A Toy Example with Translational Distance Models
The following tutorial is based on a question originally posed by Heiko Paulheim on the PyKEEN Issue Tracker #97.
Given the following toy example comprising three entities in a triangle,
a translational distance model like pykeen.models.TransE
should
be able to exactly learn the geometric structure.
Head |
Relation |
Tail |
---|---|---|
Brussels |
locatedIn |
Belgium |
Belgium |
partOf |
EU |
EU |
hasCapital |
Brussels |
from pykeen.pipeline import pipeline
tf = ...
results = pipeline(
training=tf,
testing=...,
model = 'TransE',
model_kwargs=dict(embedding_dim=2),
random_seed=1,
device='cpu',
)
results.plot()
First, check if the model is converging using results.plot_losses
.
Qualitatively, this means that the loss is smoothly decreasing and
eventually evening out. If the model does not decrease, you might
need to tune some parameters with the optimizer_kwargs
and
training_kwargs
to the pipeline()
function.
For example, you can decrease the optimizer’s learning rate to make the loss curve less bumpy. Second, you can increase the number of epochs during training.
results = pipeline(
training=tf,
testing=...,
model = 'TransE',
model_kwargs=dict(embedding_dim=2),
optimizer_kwargs=dict(lr=1.0e-1),
training_kwargs=dict(num_epochs=128, use_tqdm_batch=False),
evaluation_kwargs=dict(use_tqdm=False),
random_seed=1,
device='cpu',
)
results.plot()
Please notice that there is some stochasticity in the training, since we sample negative examples for positive ones. Thus, the loss may fluctuate naturally. To better see the trend, you can smooth the loss by averaging over a window of epochs.
We use a margin-based loss with TransE by default. Thus, it suffices if the
model predicts scores such that the scores of positive triples and negative
triples are at least one margin apart. Once the model has reached this state,
if will not improve further upon these examples, as the embeddings are
“good enough”. Hence, an optimal solution with margin-based loss might not
look like the exact geometric solution.

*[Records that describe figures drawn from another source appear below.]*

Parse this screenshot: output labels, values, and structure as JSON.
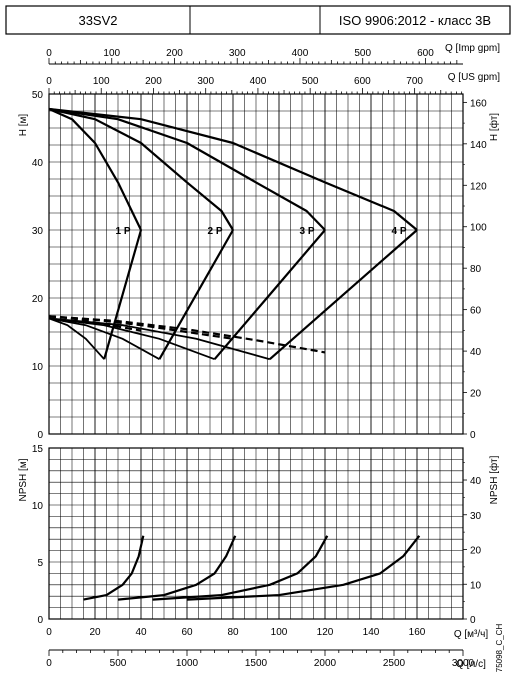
{
  "header": {
    "model": "33SV2",
    "standard": "ISO 9906:2012 - класс 3B"
  },
  "chart_data": [
    {
      "type": "line",
      "name": "H-Q",
      "x_label": "Q [м³/ч]",
      "xlim": [
        0,
        180
      ],
      "ylim": [
        0,
        50
      ],
      "y_label_left": "H [м]",
      "y_label_right": "H [фт]",
      "yticks_left": [
        "0",
        "10",
        "20",
        "30",
        "40",
        "50"
      ],
      "yticks_right": [
        "0",
        "20",
        "40",
        "60",
        "80",
        "100",
        "120",
        "140",
        "160"
      ],
      "top_axes": [
        {
          "label": "Q [Imp gpm]",
          "ticks": [
            "0",
            "100",
            "200",
            "300",
            "400",
            "500",
            "600"
          ],
          "values": [
            0,
            100,
            200,
            300,
            400,
            500,
            600
          ],
          "m3h_per_unit": 0.2728
        },
        {
          "label": "Q [US gpm]",
          "ticks": [
            "0",
            "100",
            "200",
            "300",
            "400",
            "500",
            "600",
            "700"
          ],
          "values": [
            0,
            100,
            200,
            300,
            400,
            500,
            600,
            700
          ],
          "m3h_per_unit": 0.2271
        }
      ],
      "grid": true,
      "series": [
        {
          "name": "1 P",
          "x": [
            0,
            10,
            20,
            30,
            36,
            40
          ],
          "y": [
            47.8,
            46.3,
            42.8,
            37.0,
            32.8,
            30.0
          ]
        },
        {
          "name": "2 P",
          "x": [
            0,
            20,
            40,
            60,
            75,
            80
          ],
          "y": [
            47.8,
            46.3,
            42.8,
            37.0,
            32.8,
            30.0
          ]
        },
        {
          "name": "3 P",
          "x": [
            0,
            30,
            60,
            90,
            112,
            120
          ],
          "y": [
            47.8,
            46.3,
            42.8,
            37.0,
            32.8,
            30.0
          ]
        },
        {
          "name": "4 P",
          "x": [
            0,
            40,
            80,
            120,
            150,
            160
          ],
          "y": [
            47.8,
            46.3,
            42.8,
            37.0,
            32.8,
            30.0
          ]
        }
      ],
      "annotations": [
        "1 P",
        "2 P",
        "3 P",
        "4 P"
      ],
      "system_curves": [
        {
          "x": [
            24,
            32,
            40
          ],
          "y": [
            11.0,
            20.5,
            30.0
          ]
        },
        {
          "x": [
            48,
            64,
            80
          ],
          "y": [
            11.0,
            20.5,
            30.0
          ]
        },
        {
          "x": [
            72,
            96,
            120
          ],
          "y": [
            11.0,
            20.5,
            30.0
          ]
        },
        {
          "x": [
            96,
            128,
            160
          ],
          "y": [
            11.0,
            20.5,
            30.0
          ]
        }
      ],
      "min_flow_curves": [
        {
          "x": [
            0,
            8,
            16,
            24
          ],
          "y": [
            17.0,
            16.0,
            14.0,
            11.0
          ]
        },
        {
          "x": [
            0,
            16,
            32,
            48
          ],
          "y": [
            17.0,
            16.0,
            14.0,
            11.0
          ]
        },
        {
          "x": [
            0,
            24,
            48,
            72
          ],
          "y": [
            17.0,
            16.0,
            14.0,
            11.0
          ]
        },
        {
          "x": [
            0,
            32,
            64,
            96
          ],
          "y": [
            17.0,
            16.0,
            14.0,
            11.0
          ]
        }
      ],
      "efficiency_curves_dashed": [
        {
          "x": [
            0,
            10,
            20,
            30,
            40
          ],
          "y": [
            17.3,
            17.0,
            16.4,
            15.8,
            15.2
          ]
        },
        {
          "x": [
            0,
            20,
            40,
            60,
            80
          ],
          "y": [
            17.3,
            16.8,
            16.0,
            15.0,
            14.0
          ]
        },
        {
          "x": [
            0,
            30,
            60,
            90,
            120
          ],
          "y": [
            17.3,
            16.6,
            15.4,
            13.8,
            12.0
          ]
        }
      ]
    },
    {
      "type": "line",
      "name": "NPSH-Q",
      "x_label": "Q [м³/ч]",
      "xlim": [
        0,
        180
      ],
      "ylim": [
        0,
        15
      ],
      "y_label_left": "NPSH [м]",
      "y_label_right": "NPSH [фт]",
      "yticks_left": [
        "0",
        "5",
        "10",
        "15"
      ],
      "yticks_right": [
        "0",
        "10",
        "20",
        "30",
        "40"
      ],
      "xticks": [
        "0",
        "20",
        "40",
        "60",
        "80",
        "100",
        "120",
        "140",
        "160"
      ],
      "bottom_axis": {
        "label": "Q [л/с]",
        "ticks": [
          "0",
          "500",
          "1000",
          "1500",
          "2000",
          "2500",
          "3000"
        ],
        "values": [
          0,
          500,
          1000,
          1500,
          2000,
          2500,
          3000
        ],
        "m3h_per_unit": 0.06
      },
      "code": "75098_C_CH",
      "grid": true,
      "series": [
        {
          "name": "1 P",
          "x": [
            15,
            25,
            32,
            36,
            39,
            41
          ],
          "y": [
            1.7,
            2.1,
            3.0,
            4.0,
            5.5,
            7.3
          ]
        },
        {
          "name": "2 P",
          "x": [
            30,
            50,
            64,
            72,
            77,
            81
          ],
          "y": [
            1.7,
            2.1,
            3.0,
            4.0,
            5.5,
            7.3
          ]
        },
        {
          "name": "3 P",
          "x": [
            45,
            75,
            96,
            108,
            116,
            121
          ],
          "y": [
            1.7,
            2.1,
            3.0,
            4.0,
            5.5,
            7.3
          ]
        },
        {
          "name": "4 P",
          "x": [
            60,
            100,
            128,
            144,
            154,
            161
          ],
          "y": [
            1.7,
            2.1,
            3.0,
            4.0,
            5.5,
            7.3
          ]
        }
      ]
    }
  ]
}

If you want to change that you can
switch to a loss function which does not use a margin, e.g. the softplus
loss. You can do this by passing loss="softplus"
to the pipeline.
toy_results = pipeline(
training=tf,
testing=...,
model='TransE',
loss='softplus',
model_kwargs=dict(embedding_dim=2),
optimizer_kwargs=dict(lr=1.0e-1),
training_kwargs=dict(num_epochs=128, use_tqdm_batch=False),
evaluation_kwargs=dict(use_tqdm=False),
random_seed=1,
device='cpu',
)
results.plot()
There was a lot of interesting follow-up discussion at !99 during which this code was implemented for re-use. One of the interesting points is that the relation plot is only applicable for translational distance models like TransE. Further, when models whose embeddings are higher than 2, a dimensionality reduction method must be used. For this, one of many of the tools from scikit-learn can be chosen. However, to make sure that the entities and relations are projected on the same axis, the dimensionality reduction model is first trained on the entity embeddings, then applied on both the entity embeddings and relation embeddings. Further, non-linear models like KPCA should not be used when plotting relations, since these _should_ correspond to linear transformations in embedding space.